JURY COMMENTS: The densification of our cities is one of the most important sustainable design strategies. This project illustrates that the development of even small, less prominent sites can enrich the urban environment. The mostly reclaimed materials have been manipulated in an artful and aesthetically pleasing way, while the reconstruction of the ground plane in the form of a green roof provides valuable outdoor space on a tight site.
Centre for Green Cities at Evergreen Brick Works
Architect Diamond Schmitt Architects, Toronto
Master Plan Coordinating Architect du Toit Architects Limited, Toronto
Owner/Developer Evergreen, Toronto
General Contractor Eastern Construction, Toronto
Landscape Architect du Toit Allsopp Hillier, Toronto
Co-Landscape Architect Claude Cormier + Associés, Montreal
Electrical Engineer Aecom, Whitby, ON
Mechanical and Electrical Engineers Stantec Consulting, Toronto
Structural Engineer Halsall Associates, Toronto
Commissioning Agent HFM, Whitby, ON
Transportation/Traffic Consultant BA Consulting Group Ltd., Toronto
Cost Consultant Turner & Townsend cm2r inc., Toronto
Code Consultant Leber Rubes, Toronto
LEED Consultant Halsall Associates, Toronto
Contributing Artist Ferruccio Sardella, Toronto
Heritage Architect E.R.A. Architects, Toronto
Durability Consultant Trow, Toronto
Photographer/Use of photos Tom Arban, Toronto
The Evergreen Brick Works project transformed an abandoned industrial site in Toronto’s Don Valley into an environmentally themed community landmark that engages visitors in diverse experiences connected to nature and the city. In collaboration with the non-profit Evergreen, whose national headquarters are located here, a multi-disciplinary team adopted the approach of ‘light touch and loose fit’ to all aspects of the project: site remediation, preservation of 16 heritage buildings, landscaping, water management and programming.
The one new building is the Centre for Green Cities (CGC). This 5,000 sq.m LEED Platinum candidate uses the existing footprint and walls of a former brick-pressing shed and retains historical references and cultural interventions, such as decades of graffiti. It was critical to embody Evergreen’s mission to bring together nature, culture and community in the Centre’s design. The result is a highly energy efficient building that respects the site’s heritage, is adaptable to myriad programming options and provides a canvas for creativity in the form of movable screens on the exterior.

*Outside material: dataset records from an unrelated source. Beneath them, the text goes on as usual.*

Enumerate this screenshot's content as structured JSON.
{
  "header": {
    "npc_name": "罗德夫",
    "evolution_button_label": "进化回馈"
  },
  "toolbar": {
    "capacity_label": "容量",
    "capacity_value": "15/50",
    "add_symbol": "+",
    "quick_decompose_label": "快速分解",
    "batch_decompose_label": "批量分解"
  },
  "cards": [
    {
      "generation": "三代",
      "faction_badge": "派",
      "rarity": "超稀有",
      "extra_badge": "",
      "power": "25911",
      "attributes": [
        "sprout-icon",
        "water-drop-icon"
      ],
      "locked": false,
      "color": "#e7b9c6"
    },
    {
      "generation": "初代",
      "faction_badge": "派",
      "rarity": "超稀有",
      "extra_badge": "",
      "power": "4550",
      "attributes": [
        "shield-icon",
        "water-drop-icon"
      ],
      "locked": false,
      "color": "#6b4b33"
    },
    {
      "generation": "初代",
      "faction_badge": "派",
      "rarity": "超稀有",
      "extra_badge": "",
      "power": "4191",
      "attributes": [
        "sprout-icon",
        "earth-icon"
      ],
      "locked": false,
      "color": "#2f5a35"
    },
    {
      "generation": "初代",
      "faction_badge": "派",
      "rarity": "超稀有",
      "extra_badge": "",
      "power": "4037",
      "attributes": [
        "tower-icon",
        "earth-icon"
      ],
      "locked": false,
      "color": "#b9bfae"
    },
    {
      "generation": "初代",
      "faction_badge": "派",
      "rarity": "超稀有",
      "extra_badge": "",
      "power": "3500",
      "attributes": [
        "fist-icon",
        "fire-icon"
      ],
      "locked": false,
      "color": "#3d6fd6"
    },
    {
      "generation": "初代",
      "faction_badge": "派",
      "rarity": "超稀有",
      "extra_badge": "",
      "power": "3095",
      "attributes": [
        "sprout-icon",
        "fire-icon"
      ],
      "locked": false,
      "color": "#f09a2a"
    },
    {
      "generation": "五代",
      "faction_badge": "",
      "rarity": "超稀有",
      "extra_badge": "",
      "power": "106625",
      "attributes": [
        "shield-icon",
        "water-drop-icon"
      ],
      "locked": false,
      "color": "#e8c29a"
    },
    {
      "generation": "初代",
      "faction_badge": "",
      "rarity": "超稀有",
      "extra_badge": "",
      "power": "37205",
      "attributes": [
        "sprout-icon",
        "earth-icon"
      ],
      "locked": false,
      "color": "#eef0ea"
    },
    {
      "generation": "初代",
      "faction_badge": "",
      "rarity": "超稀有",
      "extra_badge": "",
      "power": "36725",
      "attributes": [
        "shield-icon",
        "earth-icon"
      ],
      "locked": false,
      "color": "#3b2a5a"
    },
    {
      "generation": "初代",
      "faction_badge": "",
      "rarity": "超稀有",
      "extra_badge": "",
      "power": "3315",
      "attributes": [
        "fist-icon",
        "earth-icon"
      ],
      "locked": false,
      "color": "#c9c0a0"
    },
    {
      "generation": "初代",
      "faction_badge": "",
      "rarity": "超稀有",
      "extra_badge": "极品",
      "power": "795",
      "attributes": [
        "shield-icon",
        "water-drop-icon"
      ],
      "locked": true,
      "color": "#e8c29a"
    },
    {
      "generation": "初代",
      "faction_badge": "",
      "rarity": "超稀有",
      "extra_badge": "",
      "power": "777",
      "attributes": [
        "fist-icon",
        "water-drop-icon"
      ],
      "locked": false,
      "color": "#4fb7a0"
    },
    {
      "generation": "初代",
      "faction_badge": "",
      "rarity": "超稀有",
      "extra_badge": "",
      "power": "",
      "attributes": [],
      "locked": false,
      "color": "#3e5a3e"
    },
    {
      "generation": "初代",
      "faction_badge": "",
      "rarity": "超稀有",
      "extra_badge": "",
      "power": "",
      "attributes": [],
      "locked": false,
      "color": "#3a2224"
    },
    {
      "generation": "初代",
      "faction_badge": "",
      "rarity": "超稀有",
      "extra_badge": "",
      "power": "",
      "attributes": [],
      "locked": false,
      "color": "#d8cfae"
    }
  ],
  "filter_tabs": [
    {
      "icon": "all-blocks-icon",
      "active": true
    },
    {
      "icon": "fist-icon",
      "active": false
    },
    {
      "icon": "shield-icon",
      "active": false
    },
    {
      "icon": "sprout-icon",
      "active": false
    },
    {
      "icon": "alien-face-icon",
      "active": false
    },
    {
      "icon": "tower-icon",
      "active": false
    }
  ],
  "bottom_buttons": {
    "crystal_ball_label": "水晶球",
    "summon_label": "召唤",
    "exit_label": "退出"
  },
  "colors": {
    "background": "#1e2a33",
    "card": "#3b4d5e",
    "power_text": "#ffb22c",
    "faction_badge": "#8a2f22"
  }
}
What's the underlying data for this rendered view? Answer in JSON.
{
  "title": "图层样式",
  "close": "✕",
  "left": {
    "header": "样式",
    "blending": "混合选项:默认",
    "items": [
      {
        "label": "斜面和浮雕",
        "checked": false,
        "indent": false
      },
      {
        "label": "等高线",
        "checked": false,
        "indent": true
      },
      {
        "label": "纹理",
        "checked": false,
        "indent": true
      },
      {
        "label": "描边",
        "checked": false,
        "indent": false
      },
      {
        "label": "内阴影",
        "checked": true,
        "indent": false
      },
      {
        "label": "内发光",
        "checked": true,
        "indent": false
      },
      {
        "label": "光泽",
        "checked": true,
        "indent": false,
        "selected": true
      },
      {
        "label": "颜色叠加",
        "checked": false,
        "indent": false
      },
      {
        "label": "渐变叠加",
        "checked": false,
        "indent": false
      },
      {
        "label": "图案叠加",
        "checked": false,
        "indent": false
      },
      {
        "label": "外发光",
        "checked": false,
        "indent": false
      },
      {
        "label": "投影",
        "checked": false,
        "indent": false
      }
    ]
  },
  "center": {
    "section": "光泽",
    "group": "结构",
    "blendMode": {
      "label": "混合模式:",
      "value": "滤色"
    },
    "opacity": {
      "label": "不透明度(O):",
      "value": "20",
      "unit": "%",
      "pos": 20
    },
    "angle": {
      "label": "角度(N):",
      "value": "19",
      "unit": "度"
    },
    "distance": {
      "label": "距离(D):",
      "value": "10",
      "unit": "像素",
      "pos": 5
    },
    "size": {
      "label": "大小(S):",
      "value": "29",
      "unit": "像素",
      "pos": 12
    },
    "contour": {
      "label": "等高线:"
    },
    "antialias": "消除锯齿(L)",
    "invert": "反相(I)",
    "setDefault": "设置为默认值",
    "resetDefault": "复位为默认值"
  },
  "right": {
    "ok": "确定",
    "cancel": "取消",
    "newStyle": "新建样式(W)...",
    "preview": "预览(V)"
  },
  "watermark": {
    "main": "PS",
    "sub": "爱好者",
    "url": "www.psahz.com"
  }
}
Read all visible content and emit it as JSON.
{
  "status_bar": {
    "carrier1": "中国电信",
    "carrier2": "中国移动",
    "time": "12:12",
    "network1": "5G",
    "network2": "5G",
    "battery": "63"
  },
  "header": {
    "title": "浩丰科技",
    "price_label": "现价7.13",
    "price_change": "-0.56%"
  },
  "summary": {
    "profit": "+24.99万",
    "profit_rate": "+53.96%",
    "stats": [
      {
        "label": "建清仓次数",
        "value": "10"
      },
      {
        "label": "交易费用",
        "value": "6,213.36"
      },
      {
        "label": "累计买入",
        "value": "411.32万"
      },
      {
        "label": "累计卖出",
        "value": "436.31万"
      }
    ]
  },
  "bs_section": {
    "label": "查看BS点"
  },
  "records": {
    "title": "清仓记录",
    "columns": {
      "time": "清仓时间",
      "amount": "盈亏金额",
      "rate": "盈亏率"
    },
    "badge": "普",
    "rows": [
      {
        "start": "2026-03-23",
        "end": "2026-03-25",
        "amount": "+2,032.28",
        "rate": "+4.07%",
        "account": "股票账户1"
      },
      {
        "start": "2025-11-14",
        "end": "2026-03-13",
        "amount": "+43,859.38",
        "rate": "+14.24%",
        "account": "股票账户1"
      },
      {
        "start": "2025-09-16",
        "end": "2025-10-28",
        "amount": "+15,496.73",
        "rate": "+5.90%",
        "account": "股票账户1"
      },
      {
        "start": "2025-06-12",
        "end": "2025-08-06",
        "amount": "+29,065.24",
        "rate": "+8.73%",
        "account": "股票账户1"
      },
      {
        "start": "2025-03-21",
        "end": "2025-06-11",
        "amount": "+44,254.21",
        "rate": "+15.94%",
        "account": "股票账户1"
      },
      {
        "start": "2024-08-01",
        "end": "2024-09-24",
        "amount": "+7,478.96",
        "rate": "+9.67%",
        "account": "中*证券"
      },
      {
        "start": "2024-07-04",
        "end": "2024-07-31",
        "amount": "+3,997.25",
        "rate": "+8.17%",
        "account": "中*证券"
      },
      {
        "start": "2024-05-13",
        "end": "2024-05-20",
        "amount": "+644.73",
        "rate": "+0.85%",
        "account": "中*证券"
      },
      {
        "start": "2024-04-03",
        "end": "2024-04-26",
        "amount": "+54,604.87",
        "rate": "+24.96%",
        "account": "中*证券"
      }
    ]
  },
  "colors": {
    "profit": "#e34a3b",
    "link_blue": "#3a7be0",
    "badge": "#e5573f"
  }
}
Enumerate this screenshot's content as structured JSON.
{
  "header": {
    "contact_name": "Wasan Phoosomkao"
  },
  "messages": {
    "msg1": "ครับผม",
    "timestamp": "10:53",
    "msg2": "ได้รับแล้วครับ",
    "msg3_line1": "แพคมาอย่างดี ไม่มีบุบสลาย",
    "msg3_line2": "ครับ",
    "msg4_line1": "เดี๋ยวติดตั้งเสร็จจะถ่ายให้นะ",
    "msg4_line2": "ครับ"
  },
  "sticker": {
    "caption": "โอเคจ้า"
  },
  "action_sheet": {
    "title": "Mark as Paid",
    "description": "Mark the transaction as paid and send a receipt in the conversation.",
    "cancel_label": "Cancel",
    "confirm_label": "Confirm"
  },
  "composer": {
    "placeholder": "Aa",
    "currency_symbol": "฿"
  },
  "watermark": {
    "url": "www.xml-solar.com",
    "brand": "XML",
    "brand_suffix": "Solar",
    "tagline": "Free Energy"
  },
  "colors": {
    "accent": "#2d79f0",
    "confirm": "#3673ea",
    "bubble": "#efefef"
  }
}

JURY COMMENTS: This is a fine example of the reclamation and remediation of a large industrial site that successfully integrates architectural and environmental concerns. The retention and reuse of a disparate collection of existing structures gives the redevelopment a rich and unique character reflective of its industrial heritage. The new Centre for Green Cities building successfully combines a variety of passive design strategies most notable of which is the innovative approach to natural ventilation.